Sunday 2 January 2011

New Year's Resolutions

 Well, the party is over. Christmas is complete and New year has been celebrated. 2011 has begun and who knows what it will offer?

This is probably going to be my last full year here in Bangladesh – at least for a while. We’re well over the half way point and so now we are beginning the ‘countdowns’ – last full year, last academic year, last birthdays and so on, ticking them off as they go by.

It means that I am doing a lot of contemplating about life, the future and so on but at the same time trying not to let what I have now slip past whilst I ponder deep and meaningfuls. I really have taken on board what I wrote before Christmas about appreciating what is around me, what has been given to me and who I have been blessed with. We don’t know who is going to be taken from us at any time but at LAMB we have a kind of ticking clock telling us that these wonderful people will be taken away very soon. So what can I focus on this year to make best use of my time?

Normally I don’t bother with resolutions as, like most of us, I fail to keep them, but maybe I can just think of them as targets to aim for without punishing myself if I fail a few. I’ll share my thoughts with you and maybe you can hold me accountable. Anyway, here goes:

1)      To reduce the number of times I fail my family. Without wallowing in self-pity or suggesting I beat my wife and kids or anything, I am very aware that I let them down a lot. I fail to notice when V. needs me to listen or be there for her and I fail to realise to that my son and daughter are easily belittled by me when I tell them off for not tidying their rooms, doing the homework properly, washing correctly, doing enough music practise or just breathing incorrectly. I am still working out how to discipline them so they grow up knowing boundaries without crushing their character. Maybe this year I can get it right a little more.

2)      To reduce the number of times I fail my students. Again, mostly, I am not bad as a teacher but I am still looking for that Eureka moment when I finally work out the method for teaching that gets it completely right. I have moments of brilliance but, alas, many more moments of mediocrity. How can I inspire my students and push them to reach new heights of understanding whilst not crushing their creativity or stifling their need to be young and free. How can I be both friend and teacher and get the balance of both correct?

3)      To understand the Bangladeshi culture and language better. Despite hours and hours every week of studying, I feel my language is still the worst out of any bideshi who works here at LAMB. Yet, others seem to have done their study long ago and don’t do much or any now but have a much better understanding than I do. I get frustrated that there is so much language yet to be learned and so little time. As for the culture – gosh I’ve hardly begun! I am very aware that I have so little understanding of how Bangladesh works. I feel I owe it to my friends here to grasp the culture much more so that I can avoid stepping on toes and causing offence. About the only thing I have learned from my Bangladeshi friends here is that most of the bideshis who think they know the culture well have often got it hopelessly wrong. It does not bode well for me with even less understanding, I must say.

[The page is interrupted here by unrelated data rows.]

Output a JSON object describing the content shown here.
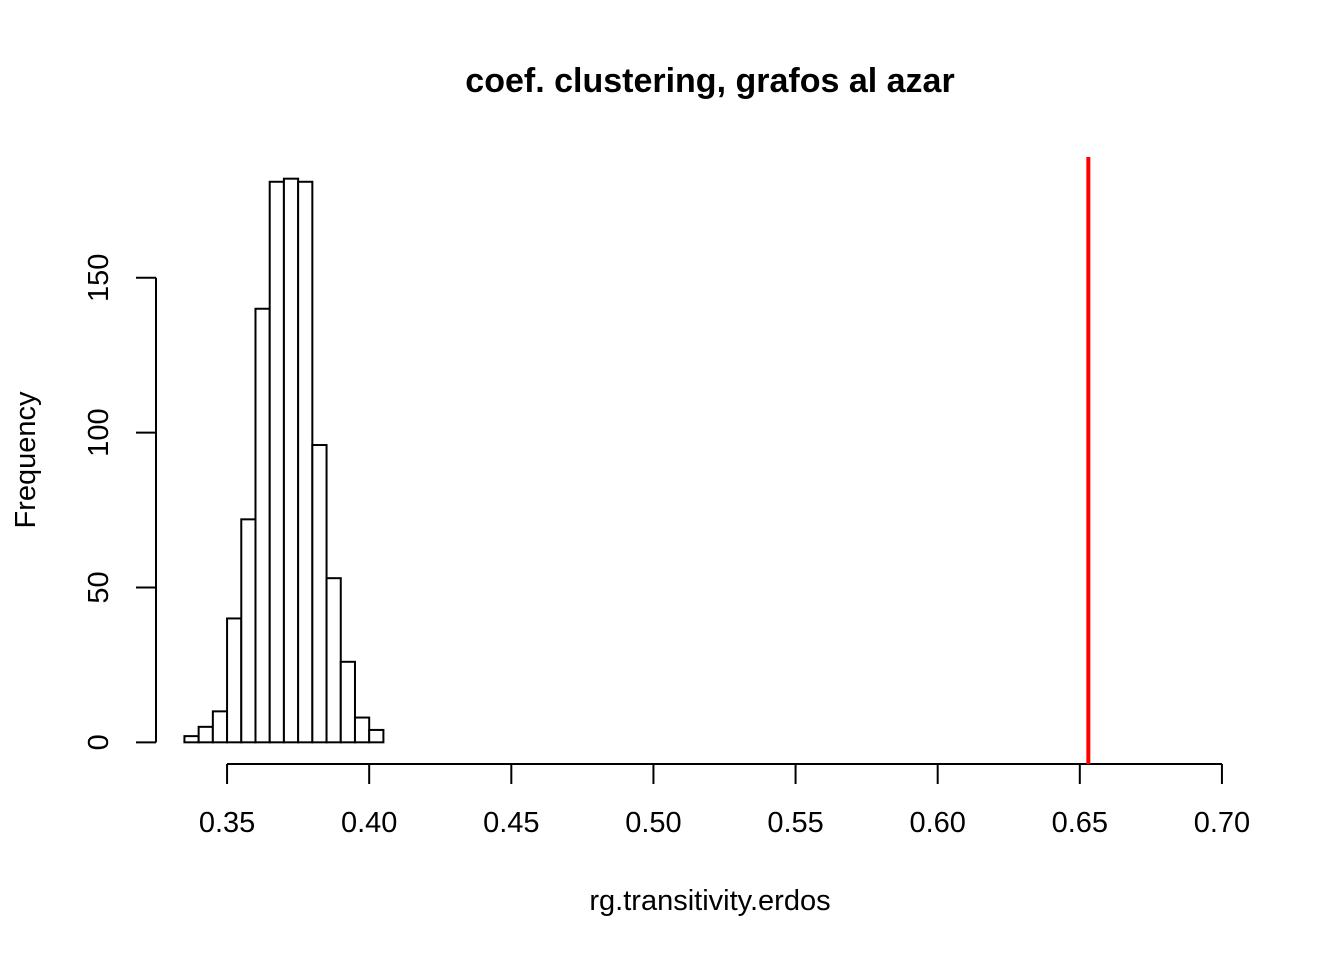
{
  "chart_data": {
    "type": "histogram",
    "title": "coef. clustering, grafos al azar",
    "x_label": "rg.transitivity.erdos",
    "y_label": "Frequency",
    "bins": [
      0.335,
      0.34,
      0.345,
      0.35,
      0.355,
      0.36,
      0.365,
      0.37,
      0.375,
      0.38,
      0.385,
      0.39,
      0.395,
      0.4,
      0.405
    ],
    "values": [
      2,
      5,
      10,
      40,
      72,
      140,
      181,
      182,
      181,
      96,
      53,
      26,
      8,
      4
    ],
    "color": "#ffffff",
    "vline": {
      "value": 0.653,
      "color": "#ff0000"
    },
    "xlim": [
      0.325,
      0.725
    ],
    "ylim": [
      -7,
      189
    ],
    "xticks": [
      {
        "value": 0.35,
        "label": "0.35"
      },
      {
        "value": 0.4,
        "label": "0.40"
      },
      {
        "value": 0.45,
        "label": "0.45"
      },
      {
        "value": 0.5,
        "label": "0.50"
      },
      {
        "value": 0.55,
        "label": "0.55"
      },
      {
        "value": 0.6,
        "label": "0.60"
      },
      {
        "value": 0.65,
        "label": "0.65"
      },
      {
        "value": 0.7,
        "label": "0.70"
      }
    ],
    "yticks": [
      0,
      50,
      100,
      150
    ]
  }
}
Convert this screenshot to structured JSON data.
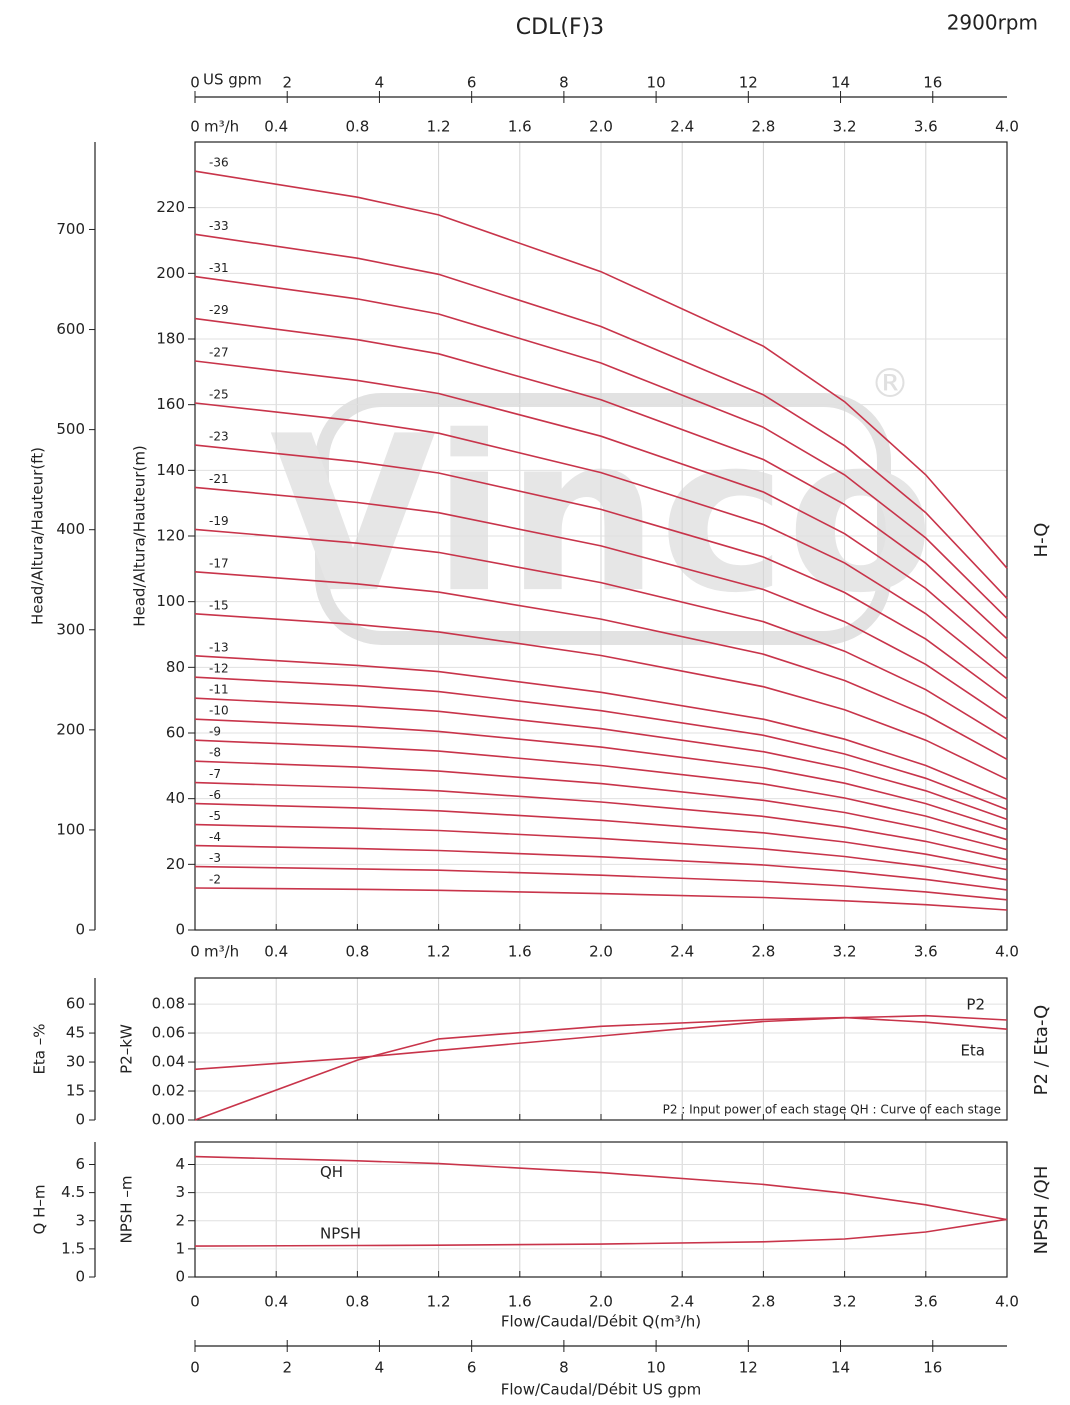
{
  "title": "CDL(F)3",
  "speed": "2900rpm",
  "watermark": "Vinco",
  "watermark_mark": "®",
  "chart_data": [
    {
      "type": "line",
      "section": "H-Q",
      "ylabel": "Head/Altura/Hauteur(m)",
      "y2label": "Head/Altura/Hauteur(ft)",
      "x_unit": "m³/h",
      "x2_unit": "US gpm",
      "xlim": [
        0,
        4
      ],
      "xticks": [
        0,
        0.4,
        0.8,
        1.2,
        1.6,
        {
          "value": 2,
          "label": "2.0"
        },
        2.4,
        2.8,
        3.2,
        3.6,
        {
          "value": 4,
          "label": "4.0"
        }
      ],
      "x2lim": [
        0,
        17.61
      ],
      "x2ticks": [
        0,
        2,
        4,
        6,
        8,
        10,
        12,
        14,
        16
      ],
      "ylim": [
        0,
        240
      ],
      "yticks": [
        0,
        20,
        40,
        60,
        80,
        100,
        120,
        140,
        160,
        180,
        200,
        220
      ],
      "y2lim": [
        0,
        787.4
      ],
      "y2ticks": [
        0,
        100,
        200,
        300,
        400,
        500,
        600,
        700
      ],
      "grid": true,
      "color": "#c8344a",
      "x": [
        0,
        0.8,
        1.2,
        2.0,
        2.8,
        3.2,
        3.6,
        4.0
      ],
      "series": [
        {
          "name": "-2",
          "values": [
            12.8,
            12.4,
            12.1,
            11.1,
            9.9,
            8.9,
            7.7,
            6.1
          ]
        },
        {
          "name": "-3",
          "values": [
            19.3,
            18.6,
            18.2,
            16.7,
            14.8,
            13.4,
            11.6,
            9.2
          ]
        },
        {
          "name": "-4",
          "values": [
            25.7,
            24.8,
            24.2,
            22.3,
            19.8,
            17.9,
            15.4,
            12.2
          ]
        },
        {
          "name": "-5",
          "values": [
            32.1,
            31.0,
            30.3,
            27.9,
            24.7,
            22.4,
            19.3,
            15.3
          ]
        },
        {
          "name": "-6",
          "values": [
            38.5,
            37.2,
            36.3,
            33.4,
            29.6,
            26.8,
            23.1,
            18.4
          ]
        },
        {
          "name": "-7",
          "values": [
            44.9,
            43.4,
            42.4,
            39.0,
            34.6,
            31.3,
            27.0,
            21.4
          ]
        },
        {
          "name": "-8",
          "values": [
            51.4,
            49.6,
            48.4,
            44.6,
            39.5,
            35.8,
            30.8,
            24.5
          ]
        },
        {
          "name": "-9",
          "values": [
            57.8,
            55.8,
            54.5,
            50.1,
            44.5,
            40.2,
            34.7,
            27.5
          ]
        },
        {
          "name": "-10",
          "values": [
            64.2,
            62.0,
            60.5,
            55.7,
            49.4,
            44.7,
            38.5,
            30.6
          ]
        },
        {
          "name": "-11",
          "values": [
            70.6,
            68.2,
            66.6,
            61.3,
            54.3,
            49.2,
            42.4,
            33.7
          ]
        },
        {
          "name": "-12",
          "values": [
            77.0,
            74.4,
            72.6,
            66.8,
            59.3,
            53.6,
            46.2,
            36.7
          ]
        },
        {
          "name": "-13",
          "values": [
            83.5,
            80.6,
            78.7,
            72.4,
            64.2,
            58.1,
            50.1,
            39.8
          ]
        },
        {
          "name": "-15",
          "values": [
            96.3,
            93.0,
            90.8,
            83.6,
            74.1,
            67.1,
            57.8,
            45.9
          ]
        },
        {
          "name": "-17",
          "values": [
            109.1,
            105.4,
            102.9,
            94.7,
            84.0,
            76.0,
            65.5,
            52.0
          ]
        },
        {
          "name": "-19",
          "values": [
            122.0,
            117.8,
            115.0,
            105.8,
            93.9,
            84.9,
            73.2,
            58.1
          ]
        },
        {
          "name": "-21",
          "values": [
            134.8,
            130.2,
            127.1,
            117.0,
            103.7,
            93.9,
            80.9,
            64.3
          ]
        },
        {
          "name": "-23",
          "values": [
            147.7,
            142.6,
            139.2,
            128.1,
            113.6,
            102.8,
            88.6,
            70.4
          ]
        },
        {
          "name": "-25",
          "values": [
            160.5,
            155.0,
            151.3,
            139.3,
            123.5,
            111.8,
            96.3,
            76.5
          ]
        },
        {
          "name": "-27",
          "values": [
            173.3,
            167.4,
            163.4,
            150.4,
            133.4,
            120.7,
            104.0,
            82.6
          ]
        },
        {
          "name": "-29",
          "values": [
            186.2,
            179.8,
            175.5,
            161.5,
            143.3,
            129.6,
            111.7,
            88.7
          ]
        },
        {
          "name": "-31",
          "values": [
            199.0,
            192.2,
            187.6,
            172.7,
            153.1,
            138.6,
            119.4,
            94.9
          ]
        },
        {
          "name": "-33",
          "values": [
            211.9,
            204.6,
            199.7,
            183.8,
            163.0,
            147.5,
            127.1,
            101.0
          ]
        },
        {
          "name": "-36",
          "values": [
            231.1,
            223.2,
            217.8,
            200.5,
            177.8,
            160.9,
            138.6,
            110.2
          ]
        }
      ]
    },
    {
      "type": "line",
      "section": "P2 / Eta-Q",
      "ylabel": "P2–kW",
      "y2label": "Eta –%",
      "note": "P2 : Input power of each stage QH : Curve of each stage",
      "xlim": [
        0,
        4
      ],
      "xticks": [
        0,
        0.4,
        0.8,
        1.2,
        1.6,
        2,
        2.4,
        2.8,
        3.2,
        3.6,
        4
      ],
      "ylim": [
        0,
        0.098
      ],
      "yticks": [
        {
          "value": 0,
          "label": "0.00"
        },
        {
          "value": 0.02,
          "label": "0.02"
        },
        {
          "value": 0.04,
          "label": "0.04"
        },
        {
          "value": 0.06,
          "label": "0.06"
        },
        {
          "value": 0.08,
          "label": "0.08"
        }
      ],
      "y2lim": [
        0,
        73.5
      ],
      "y2ticks": [
        0,
        15,
        30,
        45,
        60
      ],
      "grid": true,
      "color": "#c8344a",
      "x": [
        0,
        0.8,
        1.2,
        2.0,
        2.8,
        3.2,
        3.6,
        4.0
      ],
      "series": [
        {
          "name": "P2",
          "values": [
            0.035,
            0.043,
            0.048,
            0.058,
            0.068,
            0.0705,
            0.072,
            0.069
          ]
        },
        {
          "name": "Eta",
          "axis": "y2",
          "values": [
            0,
            31,
            42,
            48.5,
            52,
            53,
            50.6,
            47
          ]
        }
      ]
    },
    {
      "type": "line",
      "section": "NPSH /QH",
      "ylabel": "NPSH –m",
      "y2label": "Q H–m",
      "xlabel": "Flow/Caudal/Débit Q(m³/h)",
      "x2label": "Flow/Caudal/Débit  US gpm",
      "xlim": [
        0,
        4
      ],
      "xticks": [
        0,
        0.4,
        0.8,
        1.2,
        1.6,
        {
          "value": 2,
          "label": "2.0"
        },
        2.4,
        2.8,
        3.2,
        3.6,
        {
          "value": 4,
          "label": "4.0"
        }
      ],
      "x2lim": [
        0,
        17.61
      ],
      "x2ticks": [
        0,
        2,
        4,
        6,
        8,
        10,
        12,
        14,
        16
      ],
      "ylim": [
        0,
        4.8
      ],
      "yticks": [
        0,
        1,
        2,
        3,
        4
      ],
      "y2lim": [
        0,
        7.2
      ],
      "y2ticks": [
        0,
        1.5,
        3,
        4.5,
        6
      ],
      "grid": true,
      "color": "#c8344a",
      "x": [
        0,
        0.8,
        1.2,
        2.0,
        2.8,
        3.2,
        3.6,
        4.0
      ],
      "series": [
        {
          "name": "QH",
          "axis": "y2",
          "values": [
            6.42,
            6.2,
            6.05,
            5.57,
            4.94,
            4.47,
            3.85,
            3.06
          ]
        },
        {
          "name": "NPSH",
          "values": [
            1.1,
            1.12,
            1.13,
            1.17,
            1.25,
            1.35,
            1.6,
            2.05
          ]
        }
      ]
    }
  ]
}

4)      To get published in magazines. In this early stage of learning to be a writer I’ve cracked the blog and the newspapers but next is to get some articles and maybe some short stories in magazines. I would really love to get one or two of the books I have been working on out too but considering it has taken me thirty years of playing with writing to get around to completing enough to get published in anything at all, I have no idea whether something as grand as a book could get finished! Still, it’s an aim. Don’t hold me too accountable for this one…

5)      To build better relationships between Bangladesh and the West. Ultimately, that’s what I have always been seeking even before coming here and is, in part, what has motivated me to write at all. To try and stop people in my own country and elsewhere just throwing money at ‘the problem’ and feeling they have ‘done their part’ by donating to charity. Instead, I want people to see that there is a very real world outside their own and that they can do something very real to change a part of it. I am under no illusions that our time in Bangladesh will make any real significant difference to the country. But we have made a difference in the lives of a few here and, along with many, many others here  - bideshi and Bangladeshi – collectively that builds up into this wonderful place that LAMB is. On our own it is nothing, but together, in relationship, it is everything. If people back home can just grasp this and have a desire not to ‘do their bit’ so much as to ‘get involved’ then much greater change can happen throughout the world.

Well then, that’s the list. I have no idea whether any of it is achievable or even if I should begin to try. But, it should be interesting to find out.